Le Dernier jour de la colère s’ouvre sur le décor d’une petite ville typique de l’ouest. Mais contrairement à l’habitude, cette ville semble calme et prospère. Les habits des locaux témoignent de cette richesse, nous sommes loin de l’ouest poisseux et violent, toile de fond presque systématique du western italien. Dans ce monde, nous découvrons Scott, celui qui, comme le dit un des habitants, « ramasse la merde » à Clifton. Pendant une assez longue introduction, sans la moindre action – fait rare pour le genre – nous observons un paria de cette société, pauvre parmi les riches, incarnation évidente des laissés pour compte du miracle économique italien. Sans aucune option pour sortir de sa condition, Scott voit en Talby, le pistolero qui débarque dans Clifton et va abattre sèchement un homme qui se moque du jeune homme, celui qui peut lui permettre de sortir de sa condition, voire de se venger. Une solution qui va le voir suivre le sillage d’un homme violent, avec les autres mais aussi avec Scott, lui assenant des leçons parfois humiliantes. Talby, c’est la fausse solution du crime et de la violence, pour ceux qui n’ont pas leur place dans la société italienne de la fin des années 60.

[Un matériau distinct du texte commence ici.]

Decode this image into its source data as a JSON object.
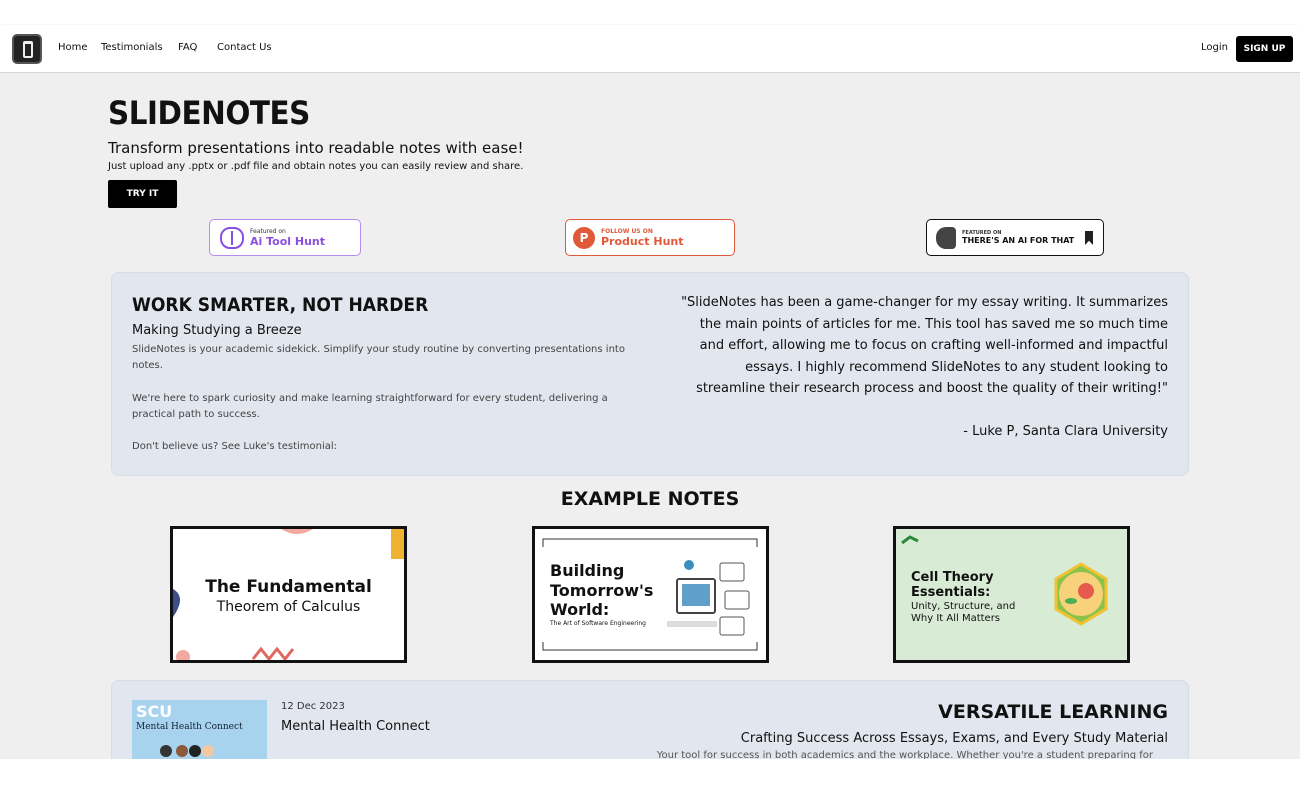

Le Dernier jour de la colère déroule ce récit sous une forme qui peut paraitre singulière pour le genre, Valerii ne multipliant pas les scènes d’action et de violence. Celle-ci sont plus rares qu’à l’habitude, mais marquante, comme le duel au fusil que gagne Talby, ou l’incendie du saloon de la ville. Elles articulent un film qui se concentre plus sur l’évolution de ses personnages, et sur l’analyse sociale de la communauté de Clifton. Cette ville, que l’on pourrait dire bourgeoise, cache un secret, celui de l’enrichissement de ses membres les plus éminent, qui pourrait presque apparenter le film à un drame chabrolien, agrémenté de poussière et de colts. La manière dont Talby, aidé par le jeune Scott, va se venger de ses habitants, et filmé comme une vengeance flamboyante, qui culmine dans l’incendie du saloon qui purifie une ville corrompue, et l’entraine simultanément dans la destruction. L’injustice sociale et la destruction ont créé la violence, mais cette violence, finalement, n’apporte que des ruines.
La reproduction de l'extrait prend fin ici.